1. Be involved on campus
Becoming involved on campus truly changed my whole outlook of my school and college experience. I went from perceiving college as just a place to earn a degree to a place full of self-discovery and opportunities to grow. Whether you want to join a student organization or find a part-time job on campus, you are cultivating a sense of community on your campus. Residence Hall Directors, aka your future supervisors, are looking for people that make lasting connections on campus. They want to know that you value building a community and feel pride for your school. You can’t help students enjoy campus life, if you aren’t even involved yourself!
- Attend your school’s club fair
- Join a club you’re passionate about
- Apply for on-campus jobs, like in the library or working in the student housing office (make connections!)
- Find volunteering opportunities
2. Grow your leadership skills
Developing your leadership skills will not only help you become an RA, but will help you in the future with your career. When I was in high school, I was always more of a follower than a leader. Once I came to college, I wanted to be better at communicating and leading. So, I started volunteering more to be the team leader in group projects or gaining confidence to speak in front of my class. You must actively seek out opportunities to grow your leadership skills. Run for an officer position in a student organization, attend leadership workshops, or lead your group project.

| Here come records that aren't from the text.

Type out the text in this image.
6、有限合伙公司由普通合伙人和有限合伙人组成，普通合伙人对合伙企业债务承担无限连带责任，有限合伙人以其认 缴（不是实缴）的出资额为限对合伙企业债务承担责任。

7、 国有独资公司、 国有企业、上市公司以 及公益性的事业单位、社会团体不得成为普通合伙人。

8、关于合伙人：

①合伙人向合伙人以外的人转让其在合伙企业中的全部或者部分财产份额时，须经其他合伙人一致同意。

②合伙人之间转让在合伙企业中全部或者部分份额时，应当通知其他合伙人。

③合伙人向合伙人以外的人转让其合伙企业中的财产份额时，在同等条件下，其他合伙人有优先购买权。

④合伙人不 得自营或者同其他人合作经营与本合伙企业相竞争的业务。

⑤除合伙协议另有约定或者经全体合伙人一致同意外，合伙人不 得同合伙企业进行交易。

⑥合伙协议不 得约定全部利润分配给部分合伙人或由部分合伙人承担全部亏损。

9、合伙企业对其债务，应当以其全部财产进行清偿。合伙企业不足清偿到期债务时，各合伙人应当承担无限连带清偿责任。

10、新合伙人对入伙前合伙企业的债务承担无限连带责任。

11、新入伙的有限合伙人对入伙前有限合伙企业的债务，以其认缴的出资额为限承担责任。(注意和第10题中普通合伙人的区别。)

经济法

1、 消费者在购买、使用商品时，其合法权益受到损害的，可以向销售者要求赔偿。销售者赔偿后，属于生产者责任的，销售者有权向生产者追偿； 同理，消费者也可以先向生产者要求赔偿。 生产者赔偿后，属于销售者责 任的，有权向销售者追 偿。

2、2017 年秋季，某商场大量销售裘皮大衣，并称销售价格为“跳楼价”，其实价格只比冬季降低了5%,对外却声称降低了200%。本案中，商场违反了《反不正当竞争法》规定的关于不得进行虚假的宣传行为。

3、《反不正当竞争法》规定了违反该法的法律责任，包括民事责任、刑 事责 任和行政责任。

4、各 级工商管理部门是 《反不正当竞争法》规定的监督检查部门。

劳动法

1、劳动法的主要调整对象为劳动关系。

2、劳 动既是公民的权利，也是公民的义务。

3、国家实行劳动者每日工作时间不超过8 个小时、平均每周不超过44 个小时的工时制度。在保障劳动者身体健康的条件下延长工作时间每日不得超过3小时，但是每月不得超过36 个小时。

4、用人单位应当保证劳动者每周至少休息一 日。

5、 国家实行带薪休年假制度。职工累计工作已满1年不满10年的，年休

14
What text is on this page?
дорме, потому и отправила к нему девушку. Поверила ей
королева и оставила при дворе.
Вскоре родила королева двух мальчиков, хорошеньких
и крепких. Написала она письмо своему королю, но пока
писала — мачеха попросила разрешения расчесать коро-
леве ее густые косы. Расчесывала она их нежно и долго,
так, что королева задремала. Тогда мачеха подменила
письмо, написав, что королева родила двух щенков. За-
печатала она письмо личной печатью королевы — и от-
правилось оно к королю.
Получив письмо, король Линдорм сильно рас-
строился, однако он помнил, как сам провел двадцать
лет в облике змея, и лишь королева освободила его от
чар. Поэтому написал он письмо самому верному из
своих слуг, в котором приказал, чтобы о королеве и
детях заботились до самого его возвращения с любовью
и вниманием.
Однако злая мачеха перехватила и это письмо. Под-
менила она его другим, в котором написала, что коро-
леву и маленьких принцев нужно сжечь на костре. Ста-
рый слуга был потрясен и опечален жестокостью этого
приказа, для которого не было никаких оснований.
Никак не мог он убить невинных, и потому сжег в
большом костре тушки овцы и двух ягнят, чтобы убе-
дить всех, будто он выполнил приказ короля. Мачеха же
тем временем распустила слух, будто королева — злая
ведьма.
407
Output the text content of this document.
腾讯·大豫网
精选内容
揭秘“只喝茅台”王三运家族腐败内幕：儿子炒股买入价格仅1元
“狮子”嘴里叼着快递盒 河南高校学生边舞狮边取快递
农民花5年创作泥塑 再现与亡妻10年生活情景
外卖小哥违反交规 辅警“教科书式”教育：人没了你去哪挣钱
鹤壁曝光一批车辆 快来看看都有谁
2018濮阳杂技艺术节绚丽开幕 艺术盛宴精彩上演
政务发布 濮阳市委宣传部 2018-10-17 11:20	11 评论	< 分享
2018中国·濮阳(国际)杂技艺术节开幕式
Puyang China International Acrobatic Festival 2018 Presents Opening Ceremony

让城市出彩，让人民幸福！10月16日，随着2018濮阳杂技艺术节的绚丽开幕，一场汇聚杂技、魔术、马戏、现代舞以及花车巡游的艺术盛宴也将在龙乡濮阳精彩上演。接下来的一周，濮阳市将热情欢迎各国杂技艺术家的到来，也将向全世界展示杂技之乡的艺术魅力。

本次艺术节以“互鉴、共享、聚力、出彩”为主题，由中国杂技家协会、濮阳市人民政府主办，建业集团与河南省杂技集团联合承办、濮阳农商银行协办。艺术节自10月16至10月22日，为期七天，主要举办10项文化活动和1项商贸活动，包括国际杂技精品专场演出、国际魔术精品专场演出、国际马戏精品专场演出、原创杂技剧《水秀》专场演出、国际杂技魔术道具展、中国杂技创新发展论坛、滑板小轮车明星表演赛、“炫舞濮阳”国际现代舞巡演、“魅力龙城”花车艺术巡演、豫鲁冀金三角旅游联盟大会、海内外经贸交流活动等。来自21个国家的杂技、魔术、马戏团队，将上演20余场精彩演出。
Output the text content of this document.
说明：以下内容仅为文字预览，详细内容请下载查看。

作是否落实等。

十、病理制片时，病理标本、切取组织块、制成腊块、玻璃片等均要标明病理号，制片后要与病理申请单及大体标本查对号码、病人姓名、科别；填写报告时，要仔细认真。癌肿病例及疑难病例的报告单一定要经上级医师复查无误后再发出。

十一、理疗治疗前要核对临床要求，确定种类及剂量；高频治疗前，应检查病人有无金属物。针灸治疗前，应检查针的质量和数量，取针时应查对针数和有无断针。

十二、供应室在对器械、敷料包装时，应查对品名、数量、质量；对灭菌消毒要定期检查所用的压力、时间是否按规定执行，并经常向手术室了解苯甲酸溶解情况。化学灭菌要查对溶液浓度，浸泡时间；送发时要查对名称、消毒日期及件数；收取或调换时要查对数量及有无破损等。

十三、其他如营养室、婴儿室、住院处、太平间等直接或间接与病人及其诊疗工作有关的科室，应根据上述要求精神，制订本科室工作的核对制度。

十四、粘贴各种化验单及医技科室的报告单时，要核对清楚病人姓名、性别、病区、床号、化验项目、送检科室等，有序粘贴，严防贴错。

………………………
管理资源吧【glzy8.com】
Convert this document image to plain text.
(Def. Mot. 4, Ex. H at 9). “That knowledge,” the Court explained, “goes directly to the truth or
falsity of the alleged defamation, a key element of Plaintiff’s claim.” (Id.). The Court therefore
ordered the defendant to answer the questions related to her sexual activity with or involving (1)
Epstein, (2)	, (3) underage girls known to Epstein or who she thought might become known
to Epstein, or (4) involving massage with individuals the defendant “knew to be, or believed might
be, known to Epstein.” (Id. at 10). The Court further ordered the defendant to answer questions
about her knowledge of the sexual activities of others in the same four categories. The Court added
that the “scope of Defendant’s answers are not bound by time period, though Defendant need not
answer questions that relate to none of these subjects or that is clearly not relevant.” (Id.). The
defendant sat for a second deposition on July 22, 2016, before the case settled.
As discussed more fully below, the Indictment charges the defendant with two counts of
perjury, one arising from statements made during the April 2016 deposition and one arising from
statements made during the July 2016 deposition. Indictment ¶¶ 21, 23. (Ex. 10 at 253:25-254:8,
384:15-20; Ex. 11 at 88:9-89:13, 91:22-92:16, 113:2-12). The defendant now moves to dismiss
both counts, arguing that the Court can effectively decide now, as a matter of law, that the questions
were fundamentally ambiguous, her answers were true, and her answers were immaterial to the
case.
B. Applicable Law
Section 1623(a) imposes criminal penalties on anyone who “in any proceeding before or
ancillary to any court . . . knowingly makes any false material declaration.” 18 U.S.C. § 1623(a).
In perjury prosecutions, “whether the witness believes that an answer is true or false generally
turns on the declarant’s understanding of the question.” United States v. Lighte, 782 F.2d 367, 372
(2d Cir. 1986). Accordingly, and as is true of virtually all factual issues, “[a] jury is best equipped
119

- Register for leadership development programs your school may offer
- Attend leadership workshops
- Lead your group project
- Enroll in a communications class to improve your skills
- Be proactive in finding opportunities to be a leader
3. Have passion for student success
There are statistics that suggest that students who live on campus have higher GPA’s and faster rates of graduation than commuter students. As a Resident Advisor, one of your main responsibilities is to help students succeed and lead them to resources. Reflect on why you enjoyed living on campus and how having better access to resources has helped you succeed. You should also reflect on why you chose to attend your school and what your experiences have been like.
- What aspects of living on campus at your school do you really enjoy?
- How has living on campus shaped your college experience?
- Is there a resource on campus you found yourself coming back to?
- What was one of your favorite events you attended? Why?
4. Bring solutions to problems
If you’re the type of person who has difficulty brainstorming solutions for a problem, being an RA may not be for you. Residents ask about a variety of things, at any time of the day, and even questions that make you say “who would think of that?” A good RA would do their own research about a certain problem, such as asking the right people or finding more information online, before approaching the resident with all the solutions they’ve found. You have to be willing to go extra lengths to help students succeed. You also don’t want to make decisions for them, but give them the tools necessary to help them with their situations.
- Think about a time you had a difficult problem. How did you solve it or what was the outcome? (***probably an RA interview question)
- What was a time you went above and beyond to accomplish an objective? (***probably another interview question)
Being an RA is such a rewarding experience and one of the most prestigious titles you can have in college, in my opinion. Recently, at internship interviews, the interviewer was impressed with my experience and understood that I was a leader, accountable, and was a good fit for the position. This year we have over 350 applicants, and only about 30 spots. The competition is tough, but I hope this gave you some insight into the qualities of an RA.